Frank H. T. Rhodes Hall 253

Description

Also available via Zoom

Learning-based Model-Free Sensor and Actuator Selection in Intelligent Complex Adaptive Systems

Intelligent complex adaptive systems (ICAS) are heterogeneous systems that integrate analog and digital components, along with communication channels through which these components exchange data. Some of the prime components of an ICAS – having a measurable impact on its operational efficiency and productivity – are its sensors and actuators. These are the devices that allow the ICAS to collect data from its environment, as well as to use these data to steer itself toward a desirable direction.

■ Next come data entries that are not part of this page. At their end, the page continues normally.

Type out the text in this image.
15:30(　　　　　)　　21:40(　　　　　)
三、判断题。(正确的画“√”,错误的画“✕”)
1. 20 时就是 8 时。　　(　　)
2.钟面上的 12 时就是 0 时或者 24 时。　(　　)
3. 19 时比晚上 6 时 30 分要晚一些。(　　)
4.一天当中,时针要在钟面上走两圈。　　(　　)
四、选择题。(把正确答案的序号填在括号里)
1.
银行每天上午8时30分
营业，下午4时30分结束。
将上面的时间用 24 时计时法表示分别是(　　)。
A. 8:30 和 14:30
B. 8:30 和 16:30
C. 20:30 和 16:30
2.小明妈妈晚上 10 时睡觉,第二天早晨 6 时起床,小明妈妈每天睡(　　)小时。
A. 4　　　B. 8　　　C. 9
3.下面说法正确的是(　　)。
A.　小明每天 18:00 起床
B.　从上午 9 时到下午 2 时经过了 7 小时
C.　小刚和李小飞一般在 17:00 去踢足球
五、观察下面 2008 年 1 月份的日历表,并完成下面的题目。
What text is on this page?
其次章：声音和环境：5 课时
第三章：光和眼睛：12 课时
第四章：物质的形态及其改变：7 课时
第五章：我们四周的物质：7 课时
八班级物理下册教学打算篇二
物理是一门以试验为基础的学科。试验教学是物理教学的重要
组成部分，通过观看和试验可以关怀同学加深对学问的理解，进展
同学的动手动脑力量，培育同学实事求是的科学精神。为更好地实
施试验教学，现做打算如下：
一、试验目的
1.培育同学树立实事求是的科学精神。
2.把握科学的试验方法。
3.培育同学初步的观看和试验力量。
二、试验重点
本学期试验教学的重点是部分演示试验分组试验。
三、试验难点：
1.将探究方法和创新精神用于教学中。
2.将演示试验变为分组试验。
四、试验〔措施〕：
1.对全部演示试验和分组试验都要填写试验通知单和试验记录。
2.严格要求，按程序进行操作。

Generally speaking, they should be carefully selected to ensure that the system has a good level of observability and controllability, though additional specifications may also be placed depending on the underlying application's specifics. This problem of properly choosing the ICAS' sensors (or actuators) is called the sensor (or actuator) selection problem. In this talk, I will present data driven actuator and sensor selection algorithms, which choose the actuators and sensors of the ICAS while maximizing resiliency. Specifically, model-free learning-based actuator and sensor selection schemes will be proposed to optimize metrics of controllability, observability, and attack resilience for ICAS. I will show how you can use reinforcement learning to select such sensors and actuators with state and output feedback in continuous and discrete-time systems. I will finally present simulation examples with large-scale systems.
 

Bio:
Kyriakos G. Vamvoudakis was born in Athens, Greece. He received the Diploma (a 5-year degree, equivalent to a Master of Science) in electronic and computer engineering from the Technical University of Crete, Greece in 2006 with highest honors. After moving to the United States, he studied at The University of Texas at Arlington with Frank L. Lewis as his advisor, and he received his M.S. and Ph.D. in electrical engineering in 2008 and 2011 respectively. During the period from 2012 to 2016 he was project research scientist at the Center for Control, Dynamical Systems and Computation at the University of California, Santa Barbara. He was an assistant professor at the Kevin T. Crofton Department of Aerospace and Ocean Engineering at Virginia Tech until 2018.

Prof. Vamvoudakis currently serves as the Dutton-Ducoffe Endowed Professor at The Daniel Guggenheim School of Aerospace Engineering at Georgia Tech. His expertise is in reinforcement learning, control theory, game theory, cyber-physical security, bounded rationality, and safe/assured autonomy. Dr. Vamvoudakis is the recipient of a 2019 ARO YIP award, a 2018 NSF CAREER award, a 2018 DoD Minerva Research Initiative Award, a 2021 GT Chapter Sigma Xi Young Faculty Award and his work has been recognized with best paper nominations and several international awards including the 2016 International Neural Network Society Young Investigator (INNS) Award, the Best Paper Award for Autonomous/Unmanned Vehicles at the 27th Army Science Conference in 2010, the Best Presentation Award at the World Congress of Computational Intelligence in 2010, and the Best Researcher Award from the Automation and Robotics Research Institute in 2011.

He currently is a member of the IEEE Control Systems Society Conference Editorial Board, an associate editor of numerous publications, including Automatica; IEEE Transactions on Automatic Control; IEEE Transactions on Neural Networks and Learning Systems; IEEE Computational Intelligence Magazine; IEEE Transactions on Systems, Man, and Cybernetics: Systems; IEEE Transactions on Artificial Intelligence; Neurocomputing; Journal of Optimization Theory and Applications; and of Frontiers in Control Engineering-Adaptive, Robust and Fault Tolerant Control.